Edirne’de Kültür ve Sanat/
Oxford Sözlüğü 37 binden fazla kişinin katılımıyla gerçekleştirdiği anket çalışmasının sonucunda yılın kelimesinin “Beyin Çürümesi” olduğunu açıkladı.
Aslında oylamaya katılan bireylerin yaşadığımız evrenin içinde yaşayan kişilerden olduğunu düşündüğümüz de bu çürümenin farkında olan insanların da toplumumuzda varoluşunun çıkan sonuç kadar değerli olduğunu düşünüyorum.
Tabi biz buralara kolay gelmedik.

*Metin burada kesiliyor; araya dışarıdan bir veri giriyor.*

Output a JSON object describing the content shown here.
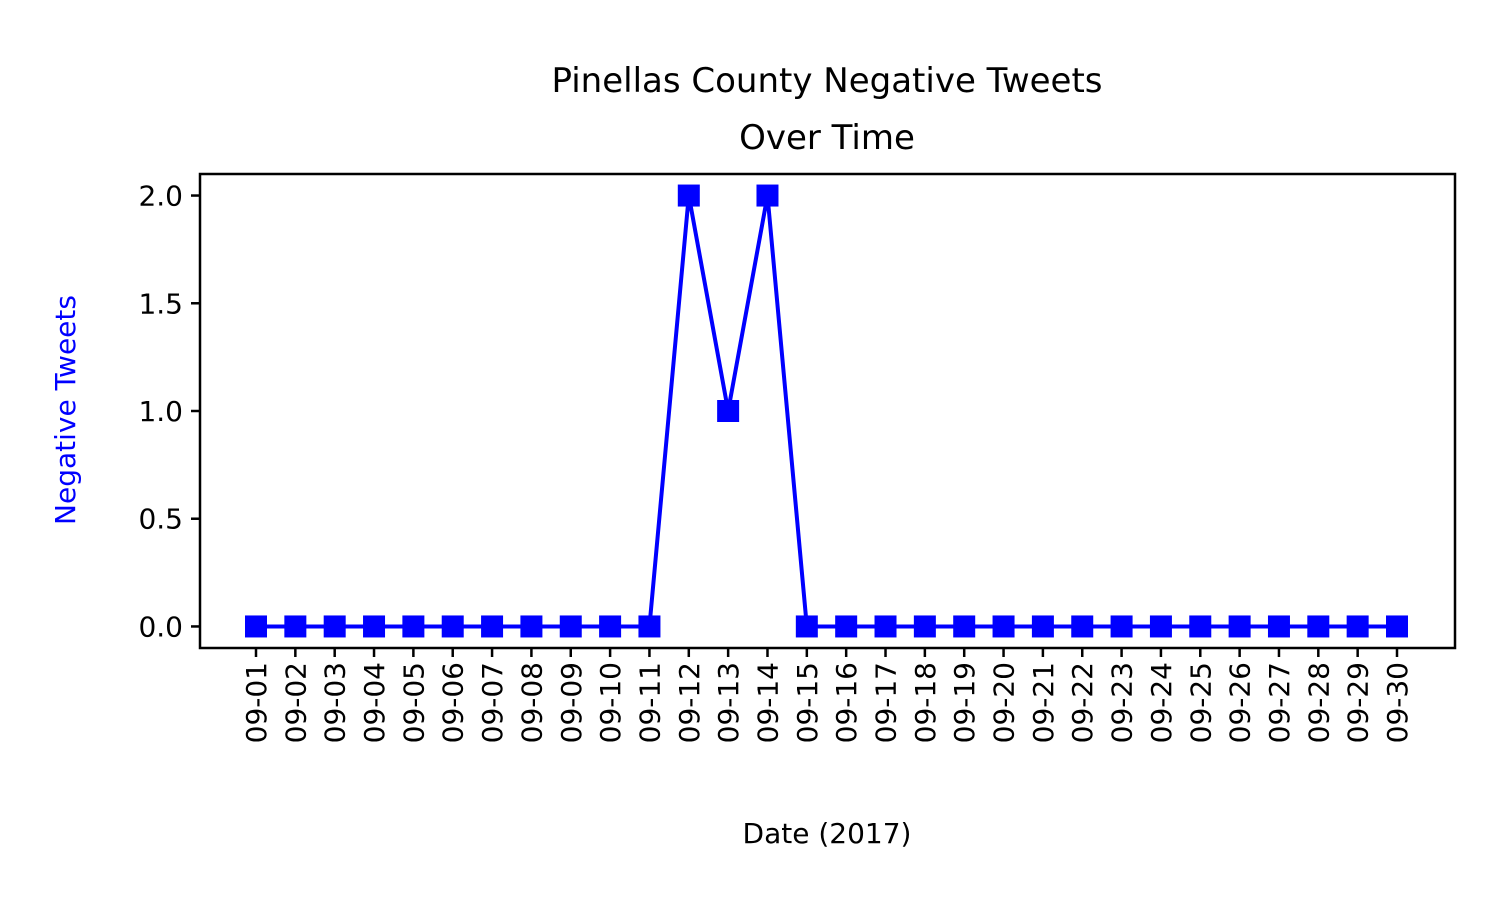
{
  "chart_data": {
    "type": "line",
    "title_lines": [
      "Pinellas County Negative Tweets",
      "Over Time"
    ],
    "xlabel": "Date (2017)",
    "ylabel": "Negative Tweets",
    "categories": [
      "09-01",
      "09-02",
      "09-03",
      "09-04",
      "09-05",
      "09-06",
      "09-07",
      "09-08",
      "09-09",
      "09-10",
      "09-11",
      "09-12",
      "09-13",
      "09-14",
      "09-15",
      "09-16",
      "09-17",
      "09-18",
      "09-19",
      "09-20",
      "09-21",
      "09-22",
      "09-23",
      "09-24",
      "09-25",
      "09-26",
      "09-27",
      "09-28",
      "09-29",
      "09-30"
    ],
    "series": [
      {
        "values": [
          0,
          0,
          0,
          0,
          0,
          0,
          0,
          0,
          0,
          0,
          0,
          2,
          1,
          2,
          0,
          0,
          0,
          0,
          0,
          0,
          0,
          0,
          0,
          0,
          0,
          0,
          0,
          0,
          0,
          0
        ],
        "color": "#0000ff",
        "marker": "square"
      }
    ],
    "ylim": [
      -0.1,
      2.1
    ],
    "yticks": [
      0.0,
      0.5,
      1.0,
      1.5,
      2.0
    ],
    "ytick_labels": [
      "0.0",
      "0.5",
      "1.0",
      "1.5",
      "2.0"
    ],
    "ylabel_color": "#0000ff",
    "grid": false,
    "legend": "none"
  }
}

Osmanlı imparatorluğunun sanayi devrimini geç gerçekleştirmiş olması, matbaanın ülkemize geç girmesi nedeniyle üretilen kitap, dergi ve diğer basılı materyallerin çoğaltılması aşamasındaki gecikmeler bireylerin kitapla buluşmasını engellemiş olması okuma kültürünün de gelişmesinin önüne geçmiştir.
Ne yazık ki, yaşadığımız bu çağda dahi toplumumuz hala daha sözlü kültür öğeleriyle kendisinin bilgi düzeyini geliştirme çabası içindedir. Yazılı kültürü yani okuma kültürünü edinemeyen bireylerin oluşturduğu toplumumuzda gelişen toplumsal süreçlerle birlikte yaşamımıza giren görsel ve dijital kültür kavramları havada kalmıştır.
21. yüzyılın getirmiş olduğu bilgi toplumu beraberinde küreselleşme ile birlikte görsel kültür ile tanışmamızı sağlarken hemen ardından da dijital kültür yaşamımıza girmiştir. İşte tüm bu gelişmelerle birlikte toplumlarda kültürel kimlik sorunu öne çıkmaya başlamıştır.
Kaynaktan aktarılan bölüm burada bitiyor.